Dalam sebuah langkah penting, Majelis Umum PBB dengan suara bulat mengesahkan resolusi global pertama mengenai kecerdasan buatan (AI) pada hari Kamis. Resolusi tersebut bertujuan untuk mengadvokasi perlindungan data pribadi, pemantauan risiko AI, dan perlindungan hak asasi manusia, menurut para pejabat AS. Diusulkan oleh Amerika Serikat dan didukung oleh 121 negara lain, termasuk Tiongkok, penyelesaian resolusi tidak mengikat ini memerlukan waktu negosiasi selama tiga bulan. Hal ini juga menekankan pentingnya memperkuat kebijakan privasi, seperti yang disoroti oleh para pejabat yang memberikan pengarahan kepada wartawan sebelum diadopsinya resolusi tersebut, menurut laporan Reuters.

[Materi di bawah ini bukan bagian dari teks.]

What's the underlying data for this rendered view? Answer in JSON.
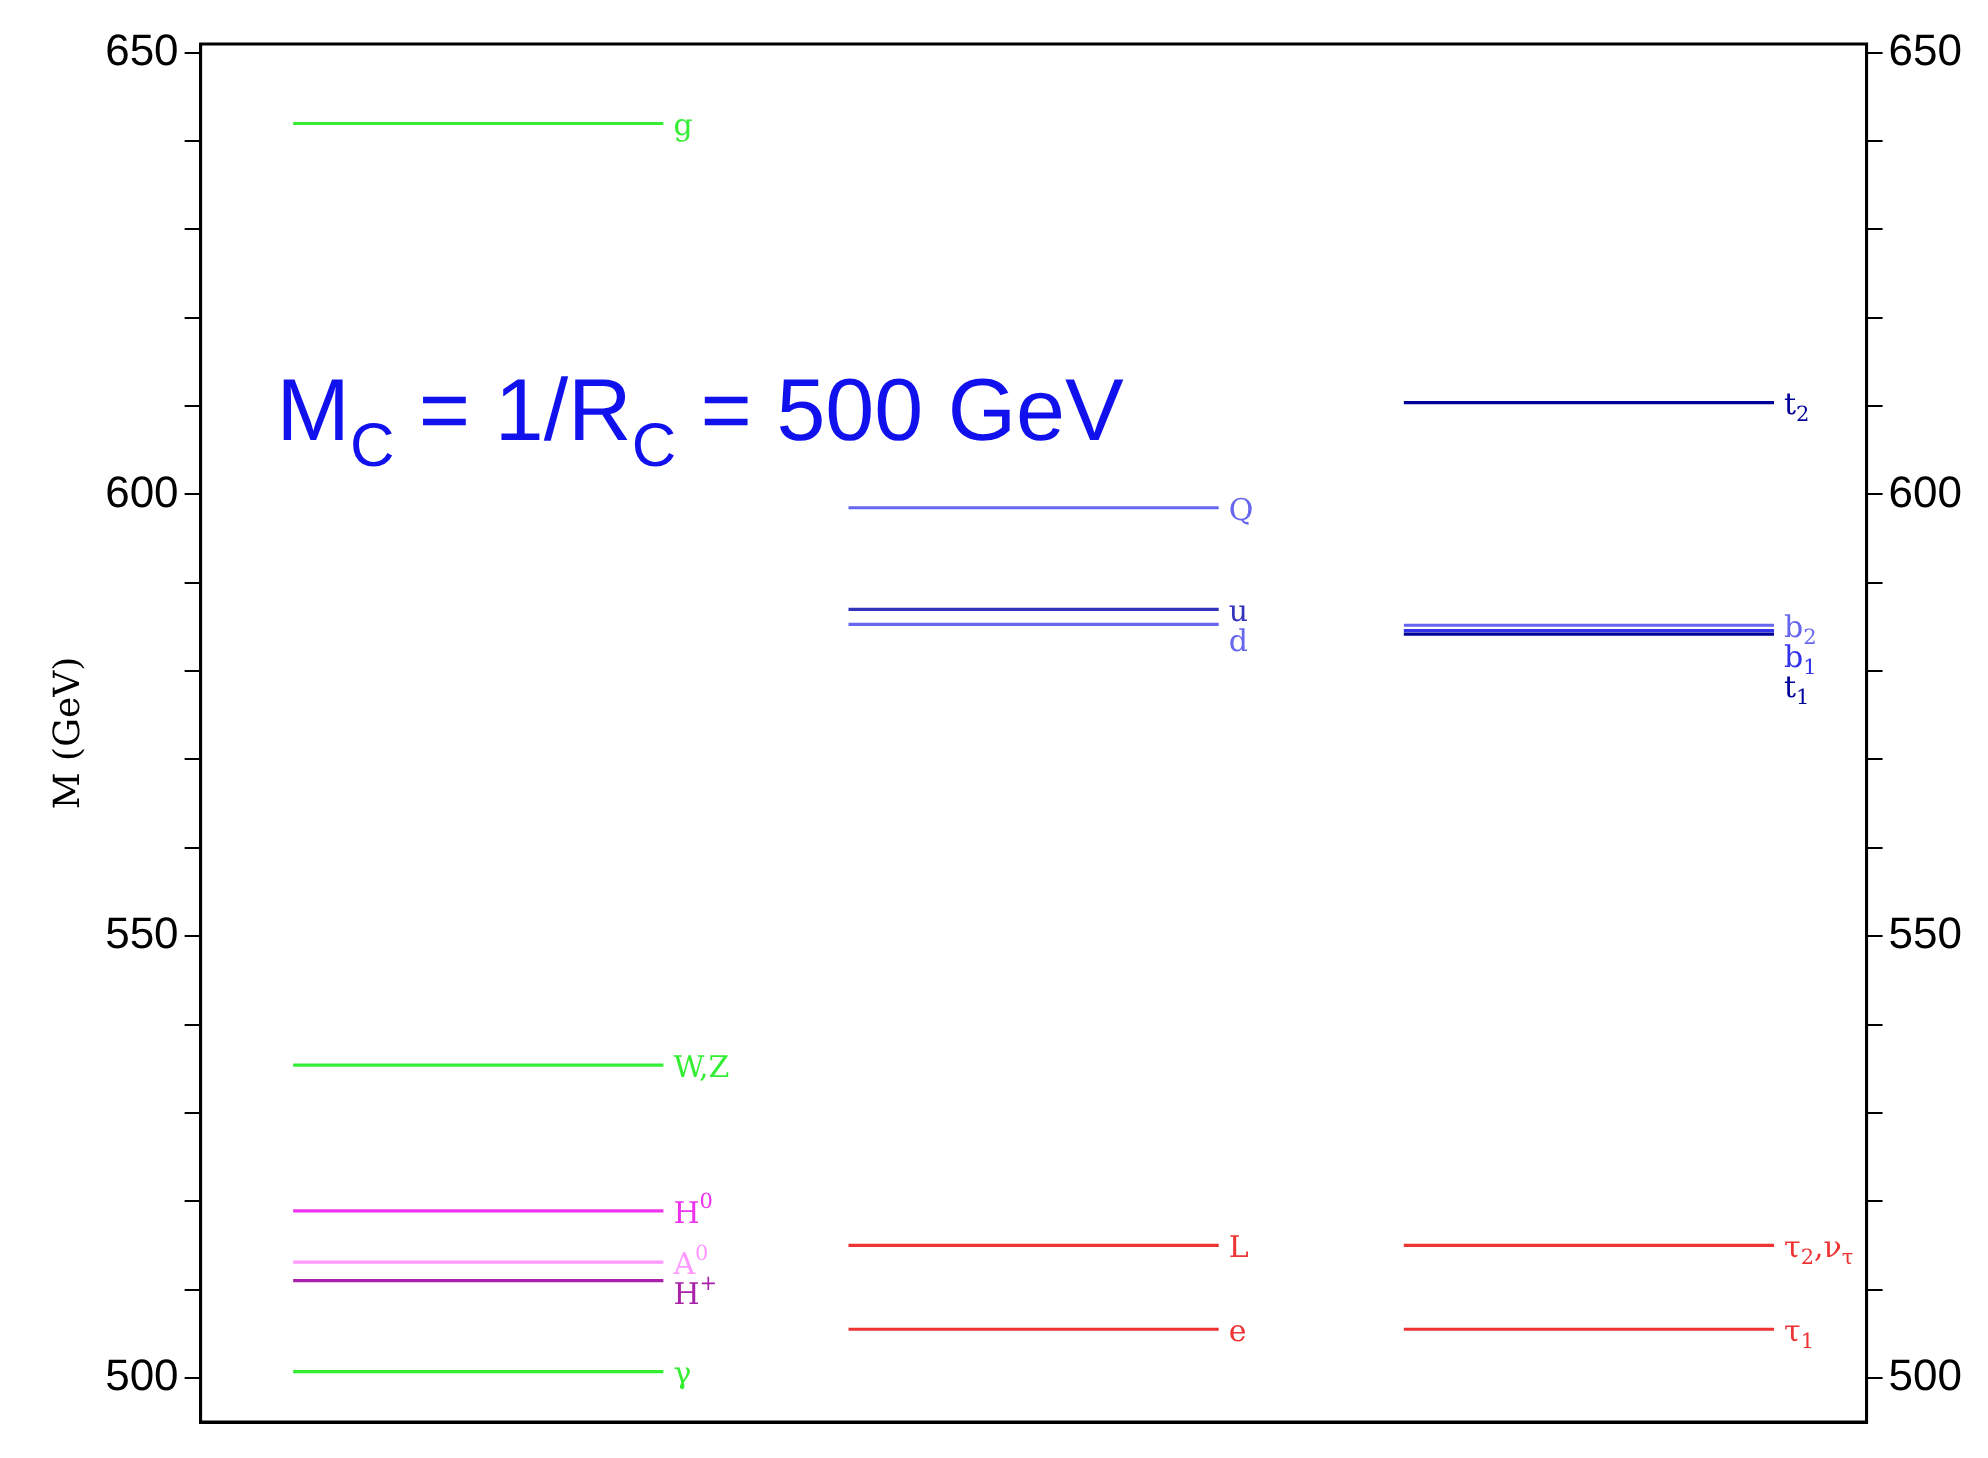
{
  "chart_data": {
    "type": "line",
    "title": "M$_{C}$ = 1/R$_{C}$ = 500 GeV",
    "ylabel": "M (GeV)",
    "categories": [
      null,
      null,
      null,
      null,
      null,
      null,
      null,
      null,
      null
    ],
    "series": [
      {
        "name": "g",
        "color": "#33ee33",
        "values": [
          642,
          642,
          642,
          null,
          null,
          null,
          null,
          null,
          null
        ]
      },
      {
        "name": "W,Z",
        "color": "#33ee33",
        "values": [
          535.4,
          535.4,
          535.4,
          null,
          null,
          null,
          null,
          null,
          null
        ]
      },
      {
        "name": "H$^{0}$",
        "color": "#ee33ee",
        "values": [
          518.9,
          518.9,
          518.9,
          null,
          null,
          null,
          null,
          null,
          null
        ]
      },
      {
        "name": "A$^{0}$",
        "color": "#ff99ff",
        "values": [
          513.1,
          513.1,
          513.1,
          null,
          null,
          null,
          null,
          null,
          null
        ]
      },
      {
        "name": "H$^{+}$",
        "color": "#aa22aa",
        "values": [
          511,
          511,
          511,
          null,
          null,
          null,
          null,
          null,
          null
        ]
      },
      {
        "name": "γ",
        "color": "#33ee33",
        "values": [
          500.7,
          500.7,
          500.7,
          null,
          null,
          null,
          null,
          null,
          null
        ]
      },
      {
        "name": "Q",
        "color": "#6666ee",
        "values": [
          null,
          null,
          null,
          598.5,
          598.5,
          598.5,
          null,
          null,
          null
        ]
      },
      {
        "name": "u",
        "color": "#3333bb",
        "values": [
          null,
          null,
          null,
          587,
          587,
          587,
          null,
          null,
          null
        ]
      },
      {
        "name": "d",
        "color": "#6666ee",
        "values": [
          null,
          null,
          null,
          585.3,
          585.3,
          585.3,
          null,
          null,
          null
        ]
      },
      {
        "name": "L",
        "color": "#ee3333",
        "values": [
          null,
          null,
          null,
          515,
          515,
          515,
          null,
          null,
          null
        ]
      },
      {
        "name": "e",
        "color": "#ee3333",
        "values": [
          null,
          null,
          null,
          505.5,
          505.5,
          505.5,
          null,
          null,
          null
        ]
      },
      {
        "name": "t$_{2}$",
        "color": "#000099",
        "values": [
          null,
          null,
          null,
          null,
          null,
          null,
          610.4,
          610.4,
          610.4
        ]
      },
      {
        "name": "b$_{2}$",
        "color": "#6666ee",
        "values": [
          null,
          null,
          null,
          null,
          null,
          null,
          585.2,
          585.2,
          585.2
        ]
      },
      {
        "name": "t$_{1}$",
        "color": "#000099",
        "values": [
          null,
          null,
          null,
          null,
          null,
          null,
          584.2,
          584.2,
          584.2
        ]
      },
      {
        "name": "b$_{1}$",
        "color": "#3333ee",
        "values": [
          null,
          null,
          null,
          null,
          null,
          null,
          584.6,
          584.6,
          584.6
        ]
      },
      {
        "name": "τ$_{2}$,ν$_{τ}$",
        "color": "#ee3333",
        "values": [
          null,
          null,
          null,
          null,
          null,
          null,
          515,
          515,
          515
        ]
      },
      {
        "name": "τ$_{1}$",
        "color": "#ee3333",
        "values": [
          null,
          null,
          null,
          null,
          null,
          null,
          505.5,
          505.5,
          505.5
        ]
      }
    ],
    "ylim": [
      495,
      651
    ],
    "yticks": [
      500,
      {
        "value": 510,
        "label": null
      },
      {
        "value": 520,
        "label": null
      },
      {
        "value": 530,
        "label": null
      },
      {
        "value": 540,
        "label": null
      },
      550,
      {
        "value": 560,
        "label": null
      },
      {
        "value": 570,
        "label": null
      },
      {
        "value": 580,
        "label": null
      },
      {
        "value": 590,
        "label": null
      },
      600,
      {
        "value": 610,
        "label": null
      },
      {
        "value": 620,
        "label": null
      },
      {
        "value": 630,
        "label": null
      },
      {
        "value": 640,
        "label": null
      },
      650
    ],
    "y2lim": [
      495,
      651
    ],
    "y2ticks": [
      500,
      {
        "value": 510,
        "label": null
      },
      {
        "value": 520,
        "label": null
      },
      {
        "value": 530,
        "label": null
      },
      {
        "value": 540,
        "label": null
      },
      550,
      {
        "value": 560,
        "label": null
      },
      {
        "value": 570,
        "label": null
      },
      {
        "value": 580,
        "label": null
      },
      {
        "value": 590,
        "label": null
      },
      600,
      {
        "value": 610,
        "label": null
      },
      {
        "value": 620,
        "label": null
      },
      {
        "value": 630,
        "label": null
      },
      {
        "value": 640,
        "label": null
      },
      650
    ],
    "tick_labels": "y",
    "grid": false,
    "legend": false
  }
}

Pejabat senior pemerintahan menggarisbawahi pentingnya resolusi tersebut, dan menyebutnya sebagai “dokumen konsensus global pertama mengenai AI.” Mereka menekankan perlunya menyelaraskan kemajuan teknologi dengan nilai-nilai fundamental di tengah pesatnya perubahan teknologi. Resolusi ini merupakan bagian dari upaya global yang lebih luas yang dilakukan pemerintah untuk membentuk pengembangan teknologi AI. Kekhawatiran muncul mengenai potensi AI untuk mengganggu proses demokrasi, memfasilitasi penipuan, dan menyebabkan perpindahan pekerjaan secara signifikan.
Dalam inisiatif terpisah pada bulan November lalu, Amerika Serikat, Inggris, dan beberapa negara lain meluncurkan perjanjian internasional terperinci pertama yang bertujuan untuk memastikan keamanan sistem AI. Perjanjian ini menganjurkan penciptaan sistem AI yang memprioritaskan keamanan sejak awal. Sementara itu, Eropa telah mengambil langkah lebih maju dibandingkan Amerika Serikat dalam mengatur AI, dimana anggota parlemen Uni Eropa baru-baru ini mengadopsi perjanjian sementara untuk mengawasi teknologi tersebut. Langkah ini mendekatkan mereka pada penerapan peraturan kecerdasan buatan pertama di dunia.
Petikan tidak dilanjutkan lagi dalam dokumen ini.